American ultralight aircraft

The Aircore Cadet is an American ultralight aircraft that was designed by Jim Scott and produced by Aircore Industries in the early 1980s. The aircraft was supplied as a kit for amateur construction.

==Design and development==
The Cadet was designed to comply with the US FAR 103 Ultralight Vehicles rules, including the category's maximum empty weight of 254 lb. The aircraft has a standard empty weight of 248 lb. It features a strut-braced high-wing, single-seat, open cockpit, single tractor engine configuration, and is equipped with tricycle landing gear.
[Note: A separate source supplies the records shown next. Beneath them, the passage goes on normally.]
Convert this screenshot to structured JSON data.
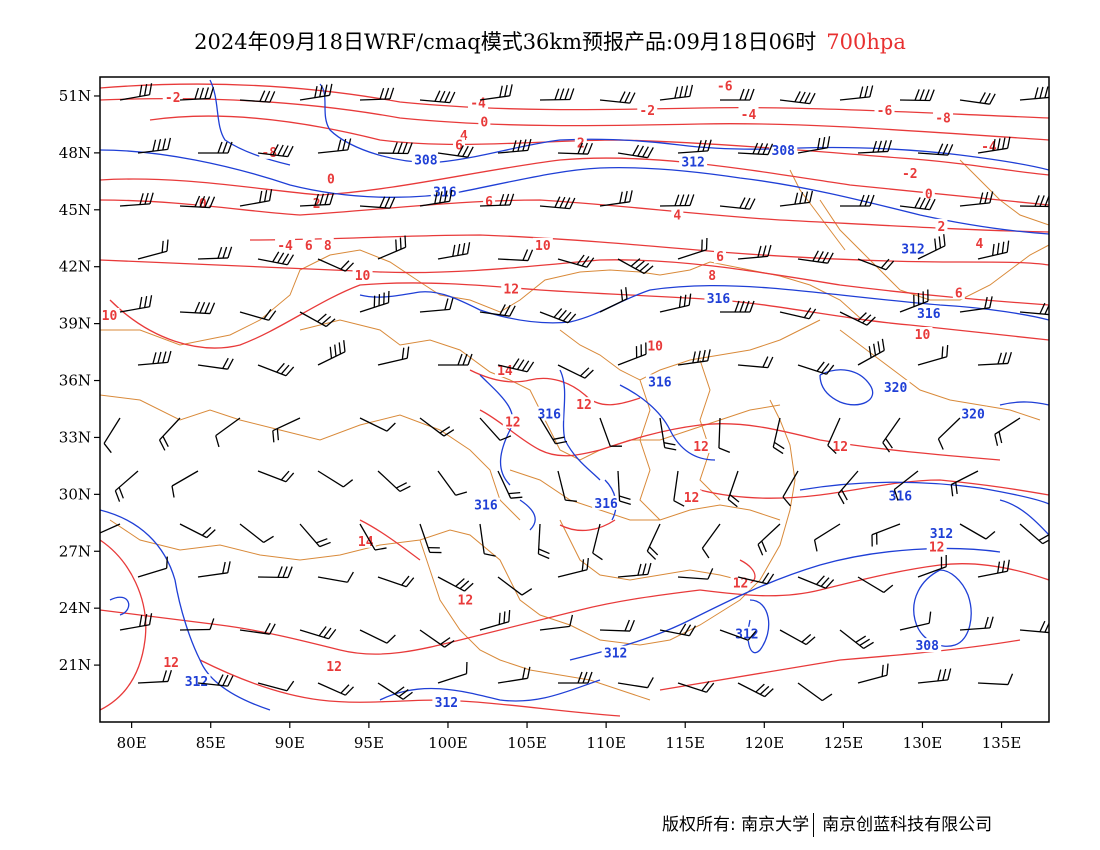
{
  "title": {
    "main": "2024年09月18日WRF/cmaq模式36km预报产品:09月18日06时",
    "level": "700hpa"
  },
  "footer": {
    "copyright": "版权所有: 南京大学",
    "company": "南京创蓝科技有限公司"
  },
  "colors": {
    "temperature_contour": "#e83a3a",
    "geopotential_contour": "#1f3fd6",
    "boundary": "#d98a3a",
    "wind_barb": "#000000",
    "level_label": "#e83030"
  },
  "chart_data": {
    "type": "map",
    "lon_range": [
      78,
      138
    ],
    "lat_range": [
      18,
      52
    ],
    "x_ticks": [
      "80E",
      "85E",
      "90E",
      "95E",
      "100E",
      "105E",
      "110E",
      "115E",
      "120E",
      "125E",
      "130E",
      "135E"
    ],
    "x_tick_values": [
      80,
      85,
      90,
      95,
      100,
      105,
      110,
      115,
      120,
      125,
      130,
      135
    ],
    "y_ticks": [
      "21N",
      "24N",
      "27N",
      "30N",
      "33N",
      "36N",
      "39N",
      "42N",
      "45N",
      "48N",
      "51N"
    ],
    "y_tick_values": [
      21,
      24,
      27,
      30,
      33,
      36,
      39,
      42,
      45,
      48,
      51
    ],
    "temperature_labels": [
      {
        "text": "-2",
        "lon": 82.6,
        "lat": 50.9
      },
      {
        "text": "-4",
        "lon": 101.9,
        "lat": 50.6
      },
      {
        "text": "-6",
        "lon": 117.5,
        "lat": 51.5
      },
      {
        "text": "-2",
        "lon": 112.6,
        "lat": 50.2
      },
      {
        "text": "-4",
        "lon": 119.0,
        "lat": 50.0
      },
      {
        "text": "-6",
        "lon": 127.6,
        "lat": 50.2
      },
      {
        "text": "-8",
        "lon": 131.3,
        "lat": 49.8
      },
      {
        "text": "0",
        "lon": 102.3,
        "lat": 49.6
      },
      {
        "text": "4",
        "lon": 101.0,
        "lat": 48.9
      },
      {
        "text": "6",
        "lon": 100.7,
        "lat": 48.4
      },
      {
        "text": "2",
        "lon": 108.4,
        "lat": 48.5
      },
      {
        "text": "-8",
        "lon": 88.7,
        "lat": 48.0
      },
      {
        "text": "-4",
        "lon": 134.2,
        "lat": 48.3
      },
      {
        "text": "-2",
        "lon": 129.2,
        "lat": 46.9
      },
      {
        "text": "0",
        "lon": 92.6,
        "lat": 46.6
      },
      {
        "text": "0",
        "lon": 84.5,
        "lat": 45.3
      },
      {
        "text": "2",
        "lon": 91.7,
        "lat": 45.3
      },
      {
        "text": "0",
        "lon": 130.4,
        "lat": 45.8
      },
      {
        "text": "6",
        "lon": 102.6,
        "lat": 45.4
      },
      {
        "text": "4",
        "lon": 114.5,
        "lat": 44.7
      },
      {
        "text": "2",
        "lon": 131.2,
        "lat": 44.1
      },
      {
        "text": "-4",
        "lon": 89.7,
        "lat": 43.1
      },
      {
        "text": "6",
        "lon": 91.2,
        "lat": 43.1
      },
      {
        "text": "8",
        "lon": 92.4,
        "lat": 43.1
      },
      {
        "text": "4",
        "lon": 133.6,
        "lat": 43.2
      },
      {
        "text": "10",
        "lon": 106.0,
        "lat": 43.1
      },
      {
        "text": "6",
        "lon": 117.2,
        "lat": 42.5
      },
      {
        "text": "8",
        "lon": 116.7,
        "lat": 41.5
      },
      {
        "text": "10",
        "lon": 94.6,
        "lat": 41.5
      },
      {
        "text": "12",
        "lon": 104.0,
        "lat": 40.8
      },
      {
        "text": "6",
        "lon": 132.3,
        "lat": 40.6
      },
      {
        "text": "10",
        "lon": 78.6,
        "lat": 39.4
      },
      {
        "text": "10",
        "lon": 130.0,
        "lat": 38.4
      },
      {
        "text": "10",
        "lon": 113.1,
        "lat": 37.8
      },
      {
        "text": "14",
        "lon": 103.6,
        "lat": 36.5
      },
      {
        "text": "12",
        "lon": 108.6,
        "lat": 34.7
      },
      {
        "text": "12",
        "lon": 104.1,
        "lat": 33.8
      },
      {
        "text": "12",
        "lon": 116.0,
        "lat": 32.5
      },
      {
        "text": "12",
        "lon": 124.8,
        "lat": 32.5
      },
      {
        "text": "12",
        "lon": 115.4,
        "lat": 29.8
      },
      {
        "text": "14",
        "lon": 94.8,
        "lat": 27.5
      },
      {
        "text": "12",
        "lon": 130.9,
        "lat": 27.2
      },
      {
        "text": "12",
        "lon": 118.5,
        "lat": 25.3
      },
      {
        "text": "12",
        "lon": 101.1,
        "lat": 24.4
      },
      {
        "text": "12",
        "lon": 82.5,
        "lat": 21.1
      },
      {
        "text": "12",
        "lon": 92.8,
        "lat": 20.9
      }
    ],
    "geopotential_labels": [
      {
        "text": "308",
        "lon": 98.6,
        "lat": 47.6
      },
      {
        "text": "316",
        "lon": 99.8,
        "lat": 45.9
      },
      {
        "text": "312",
        "lon": 115.5,
        "lat": 47.5
      },
      {
        "text": "308",
        "lon": 121.2,
        "lat": 48.1
      },
      {
        "text": "312",
        "lon": 129.4,
        "lat": 42.9
      },
      {
        "text": "316",
        "lon": 117.1,
        "lat": 40.3
      },
      {
        "text": "316",
        "lon": 130.4,
        "lat": 39.5
      },
      {
        "text": "316",
        "lon": 113.4,
        "lat": 35.9
      },
      {
        "text": "320",
        "lon": 128.3,
        "lat": 35.6
      },
      {
        "text": "316",
        "lon": 106.4,
        "lat": 34.2
      },
      {
        "text": "320",
        "lon": 133.2,
        "lat": 34.2
      },
      {
        "text": "316",
        "lon": 128.6,
        "lat": 29.9
      },
      {
        "text": "316",
        "lon": 102.4,
        "lat": 29.4
      },
      {
        "text": "316",
        "lon": 110.0,
        "lat": 29.5
      },
      {
        "text": "312",
        "lon": 131.2,
        "lat": 27.9
      },
      {
        "text": "312",
        "lon": 118.9,
        "lat": 22.6
      },
      {
        "text": "308",
        "lon": 130.3,
        "lat": 22.0
      },
      {
        "text": "312",
        "lon": 110.6,
        "lat": 21.6
      },
      {
        "text": "312",
        "lon": 84.1,
        "lat": 20.1
      },
      {
        "text": "312",
        "lon": 99.9,
        "lat": 19.0
      }
    ]
  }
}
The aircraft is made from bolted together aluminum alloy tubing, with the wings and tail covered in Dacron sailcloth. Its 30 ft span wing employs "V" lift struts and jury struts. The aircraft keel is an aluminum tube that runs from the tail, mounts the wings and the engine at its forward end. The standard factory-supplied engine is the 28 hp Rotax 277, driving a 60 in diameter fixed-pitch propeller with a 28 in pitch. The pilot sits on an open seat without a windshield. The control system is conventional three-axis, with half-span ailerons. The main landing gear is sprung steel and the nosewheel incorporates steering. There is a small tail caster to protect the tail. Brakes are optionally available.

Reviewer Andre Cliche describes the Cadet as "a clean and simple design that is inexpensive to maintain."